There’s nothing like picking apart Huli Huli chicken with your hands. It’s nearly impossible to save some for later. This is a case where you’ll want dessert first. Huli Huli chicken benefits from sweet and sour notes, which is why tropical fruit aromas of icewine match perfectly. White dessert wines, pineapple juice, mirin or Sherry also work.
A spatchcocked 3-pound chicken fits perfectly into the Instant Pot, but quarter it, if necessary.
- 3–4 pound chicken, flattened or quartered
- 1 tablespoon fresh-grated ginger
- 4 cloves garlic, minced
- 2 teaspoons vegetable oil
- ¼ cup soy sauce
- ½ cup pineapple juice
- 1 cup icewine
- 2 tablespoons brown sugar
- ¼ cup ketchup
- 2 tablespoons sweet chili sauce
- 2 teaspoons salt
- 1 teaspoon liquid smoke (optional)
- ½ iceberg lettuce, leaves separated into cups
- 2 scallions, chopped (for garnish)
- 1 tablespoon sesame seeds (for garnish)
Set Instant Pot to sauté.
Cook garlic and ginger in vegetable oil until garlic softens, 2–3 minutes. Stir in soy sauce, pineapple juice, icewine, brown sugar, ketchup, sweet chili sauce, salt and liquid smoke, if desired. Place metal rack over sauce, and put chicken on rack. Secure lid and close pressure valve. Cook for 25 minutes on high pressure.
Heat broiler on high.
When cooking time finishes, let pressure release naturally for 10 minutes. Release remaining pressure, according to the manufacturer’s instructions.

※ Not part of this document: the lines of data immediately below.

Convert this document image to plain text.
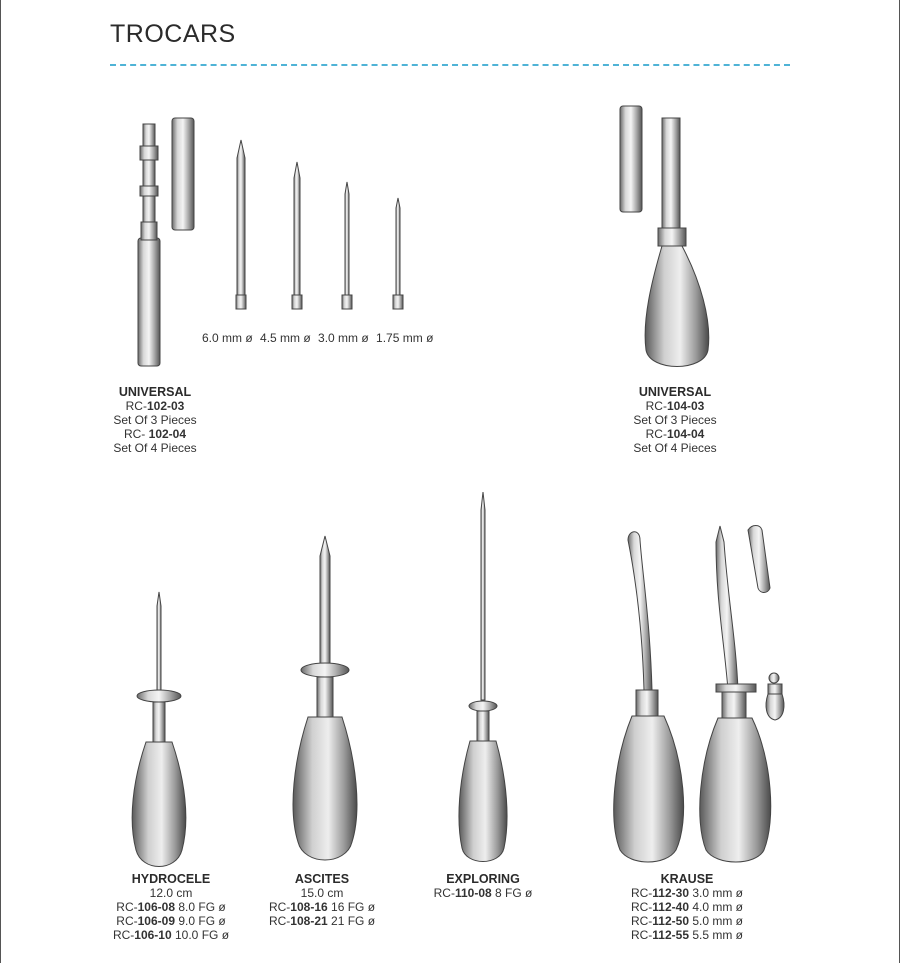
TROCARS
6.0 mm ø 4.5 mm ø 3.0 mm ø 1.75 mm ø
UNIVERSAL
RC-102-03
Set Of 3 Pieces
RC- 102-04
Set Of 4 Pieces
UNIVERSAL
RC-104-03
Set Of 3 Pieces
RC-104-04
Set Of 4 Pieces
HYDROCELE
12.0 cm
RC-106-08 8.0 FG ø
RC-106-09 9.0 FG ø
RC-106-10 10.0 FG ø
ASCITES
15.0 cm
RC-108-16 16 FG ø
RC-108-21 21 FG ø
EXPLORING
RC-110-08 8 FG ø
KRAUSE
RC-112-30 3.0 mm ø
RC-112-40 4.0 mm ø
RC-112-50 5.0 mm ø
RC-112-55 5.5 mm ø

Remove chicken from pot, and place skin-side up on foiled-lined baking sheet. Brush chicken with sauce from bowl.
Broil for 5–8 minutes, or until tips and edges blacken. Let chicken cool for 5 minutes. Pull meat off bones.
Remove rack from pot, and set to sauté. Reduce cooking liquids for 8–10 minutes, stirring occasionally. Combine shredded chicken with sauce in serving bowl.
Serve chicken in lettuce cups. Sprinkle with scallion and sesame seeds. Serves 4–6.